The Node 202 should fair better than the RVZ02 as the GPU sits higher in the 202, this extra few cm will be enough to allow the GPU to breath much more effectively when the case is lay down sideways.
Some tower cases have fan mounting positions on the underside of the case for large 140mm fans. Unless the case feet are taller than 5cm then you may not be getting much airflow out of these fans if used as an intake vent. These bottom mounted vents may be more useful if used as exhaust vents rather than intake vents.

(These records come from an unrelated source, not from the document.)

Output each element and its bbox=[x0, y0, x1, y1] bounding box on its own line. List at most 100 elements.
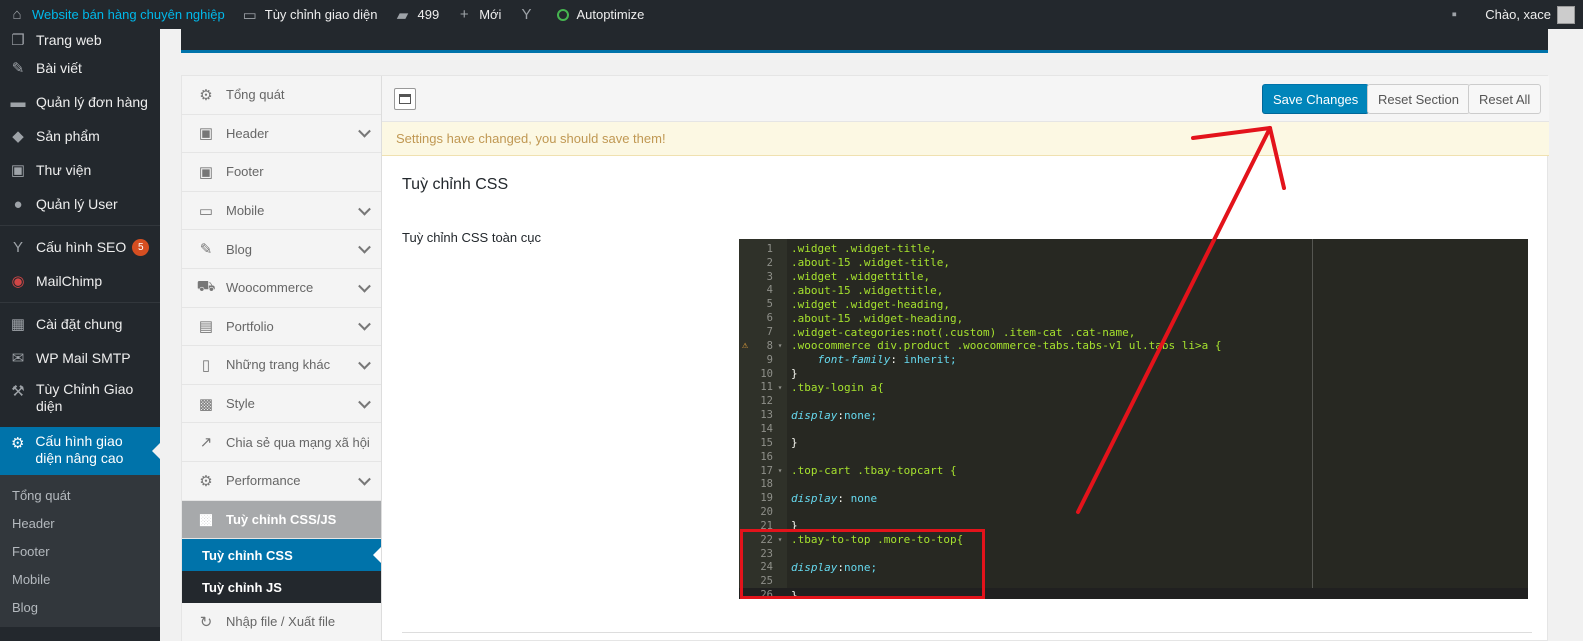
menu-label: Cài đặt chung bbox=[36, 316, 123, 332]
submenu-item[interactable]: Footer bbox=[0, 537, 160, 565]
notifications-link[interactable]: ▪ bbox=[1437, 0, 1477, 29]
section-custom-css-js[interactable]: ▩ Tuỳ chỉnh CSS/JS bbox=[182, 500, 381, 540]
line-number: 14 bbox=[760, 422, 773, 435]
save-changes-button[interactable]: Save Changes bbox=[1262, 84, 1370, 114]
menu-label: Bài viết bbox=[36, 60, 82, 76]
reset-section-button[interactable]: Reset Section bbox=[1367, 84, 1470, 114]
code-line: 19 display: none bbox=[739, 491, 1528, 505]
section-label: Những trang khác bbox=[226, 357, 331, 373]
submenu-item[interactable]: Blog bbox=[0, 593, 160, 621]
section-blog[interactable]: ✎ Blog bbox=[182, 230, 381, 269]
submenu-item[interactable]: Header bbox=[0, 509, 160, 537]
account-link[interactable]: Chào, xace bbox=[1477, 0, 1583, 29]
menu-item-customize[interactable]: ⚒ Tùy Chỉnh Giao diện bbox=[0, 375, 160, 427]
menu-item-posts[interactable]: ✎ Bài viết bbox=[0, 51, 160, 85]
unsaved-notice: Settings have changed, you should save t… bbox=[382, 122, 1549, 156]
customize-label: Tùy chỉnh giao diện bbox=[264, 7, 378, 22]
code-line: ⚠ 8 ▾ .woocommerce div.product .woocommerce… bbox=[739, 339, 1528, 353]
warning-icon: ⚠ bbox=[742, 340, 749, 352]
menu-item-media[interactable]: ▣ Thư viện bbox=[0, 153, 160, 187]
layout-icon: ▣ bbox=[198, 163, 214, 181]
line-number: 15 bbox=[760, 436, 773, 449]
autoptimize-link[interactable]: Autoptimize bbox=[549, 0, 652, 29]
menu-item-orders[interactable]: ▬ Quản lý đơn hàng bbox=[0, 85, 160, 119]
new-content-link[interactable]: + Mới bbox=[447, 0, 509, 29]
menu-item-seo[interactable]: Y Cấu hình SEO 5 bbox=[0, 230, 160, 264]
subsection-custom-js[interactable]: Tuỳ chỉnh JS bbox=[182, 571, 381, 603]
code-text: .widget .widgettitle, bbox=[791, 270, 931, 284]
section-performance[interactable]: ⚙ Performance bbox=[182, 461, 381, 501]
code-line: 18 bbox=[739, 477, 1528, 491]
menu-item-theme-options[interactable]: ⚙ Cấu hình giao diện nâng cao bbox=[0, 427, 160, 475]
gear-icon: ⚙ bbox=[199, 472, 213, 490]
options-toolbar: Save Changes Reset Section Reset All bbox=[382, 76, 1549, 122]
submenu-item[interactable]: Tổng quát bbox=[0, 481, 160, 509]
reset-all-button[interactable]: Reset All bbox=[1468, 84, 1542, 114]
section-label: Style bbox=[226, 396, 255, 412]
menu-label: Tùy Chỉnh Giao diện bbox=[36, 381, 134, 414]
menu-item-pages[interactable]: ❐ Trang web bbox=[0, 29, 160, 51]
section-style[interactable]: ▩ Style bbox=[182, 384, 381, 424]
line-number: 20 bbox=[760, 506, 773, 519]
section-general[interactable]: ⚙ Tổng quát bbox=[182, 76, 381, 115]
autoptimize-label: Autoptimize bbox=[576, 7, 645, 22]
section-import-export[interactable]: ↻ Nhập file / Xuất file bbox=[182, 603, 381, 641]
menu-label: Cấu hình SEO bbox=[36, 239, 127, 255]
menu-item-users[interactable]: ● Quản lý User bbox=[0, 187, 160, 221]
field-label: Tuỳ chỉnh CSS toàn cục bbox=[402, 230, 541, 245]
code-text: .about-15 .widgettitle, bbox=[791, 283, 944, 297]
menu-item-smtp[interactable]: ✉ WP Mail SMTP bbox=[0, 341, 160, 375]
code-line: 16 bbox=[739, 450, 1528, 464]
media-icon: ▣ bbox=[10, 162, 26, 179]
code-line: 9 font-family: inherit; bbox=[739, 353, 1528, 367]
section-woocommerce[interactable]: ⛟ Woocommerce bbox=[182, 268, 381, 308]
comments-link[interactable]: ▰ 499 bbox=[386, 0, 448, 29]
menu-item-mailchimp[interactable]: ◉ MailChimp bbox=[0, 264, 160, 298]
menu-separator bbox=[0, 225, 160, 226]
section-other-pages[interactable]: ▯ Những trang khác bbox=[182, 346, 381, 385]
yoast-link[interactable]: Y bbox=[509, 0, 549, 29]
code-line: 3 .widget .widgettitle, bbox=[739, 270, 1528, 284]
pin-icon: ✎ bbox=[11, 60, 25, 77]
section-footer[interactable]: ▣ Footer bbox=[182, 153, 381, 192]
section-portfolio[interactable]: ▤ Portfolio bbox=[182, 307, 381, 347]
section-label: Nhập file / Xuất file bbox=[226, 614, 336, 630]
code-line: 10} bbox=[739, 367, 1528, 381]
customize-link[interactable]: ▭ Tùy chỉnh giao diện bbox=[233, 0, 386, 29]
chevron-down-icon bbox=[358, 318, 371, 331]
status-dot-icon bbox=[557, 8, 570, 21]
menu-item-products[interactable]: ◆ Sản phẩm bbox=[0, 119, 160, 153]
section-label: Tuỳ chỉnh CSS/JS bbox=[226, 511, 337, 527]
subsection-custom-css[interactable]: Tuỳ chỉnh CSS bbox=[182, 539, 381, 572]
chevron-down-icon bbox=[358, 202, 371, 216]
section-social-share[interactable]: ↗ Chia sẻ qua mạng xã hội bbox=[182, 423, 381, 462]
site-name-link[interactable]: ⌂ Website bán hàng chuyên nghiệp bbox=[0, 0, 233, 29]
divider bbox=[402, 632, 1532, 633]
code-line: 17 ▾ .top-cart .tbay-topcart { bbox=[739, 464, 1528, 478]
section-mobile[interactable]: ▭ Mobile bbox=[182, 191, 381, 231]
tools-icon: ⚒ bbox=[11, 383, 25, 400]
share-icon: ↗ bbox=[199, 434, 213, 452]
section-label: Woocommerce bbox=[226, 280, 314, 296]
chevron-down-icon bbox=[358, 241, 371, 254]
menu-item-settings[interactable]: ▦ Cài đặt chung bbox=[0, 307, 160, 341]
expand-options-button[interactable] bbox=[394, 88, 416, 110]
gears-icon: ⚙ bbox=[199, 86, 213, 104]
code-line: 14 bbox=[739, 422, 1528, 436]
greeting: Chào, xace bbox=[1485, 7, 1551, 22]
cube-icon: ◆ bbox=[12, 128, 24, 145]
menu-label: MailChimp bbox=[36, 273, 103, 289]
options-sidebar: ⚙ Tổng quát ▣ Header ▣ Footer ▭ Mobile ✎ Blog… bbox=[182, 76, 382, 641]
line-number: 9 bbox=[766, 353, 773, 366]
section-label: Footer bbox=[226, 164, 264, 180]
code-text: .about-15 .widget-title, bbox=[791, 256, 950, 270]
menu-label: Quản lý User bbox=[36, 196, 118, 212]
section-header[interactable]: ▣ Header bbox=[182, 114, 381, 154]
submenu-item[interactable]: Mobile bbox=[0, 565, 160, 593]
line-number: 2 bbox=[766, 256, 773, 269]
section-label: Portfolio bbox=[226, 318, 274, 334]
line-number: 3 bbox=[766, 270, 773, 283]
fold-icon: ▾ bbox=[777, 382, 783, 392]
section-label: Header bbox=[226, 125, 269, 141]
css-icon: ▩ bbox=[198, 511, 214, 529]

Other scenarios where this research may help to improve system performance would be in situations where the CPU fan is drawing in air close to an internal surface of the chassis that isn’t ventilated, such as the side or top panel of the case. If you find you have less than 5cm of clearance for your fan then you may actually get better cooling if you use a heatsink with a 92mm or smaller fan rather than large heatsinks with 120mm or larger fans, or use a tower cooler with a side mounted fan.
You may be thinking that the chart seems a little misleading as it shows the 92mm fan has a higher wind speed than the the larger 140mm fans. This is correct and partly to do with higher RPM of smaller fans, however it is not the complete picture.
The Wind Meter only captures the airflow in a circular area of 80mm diameter, so when sat next to a 140mm fan it is only in the path of about 30 – 40% of that air, compared to about 90% coverage of the 92mm fan. Therefore even though the 140mm fan is producing slower air, it’s still producing a higher volume of air overall once you factor in the other 60 – 70% of air that the sensor is not measuring.
The chart should not be looked at from an ‘air speed’ point of view, but rather a comparison of how specific distances affects the fan’s ‘efficiency‘.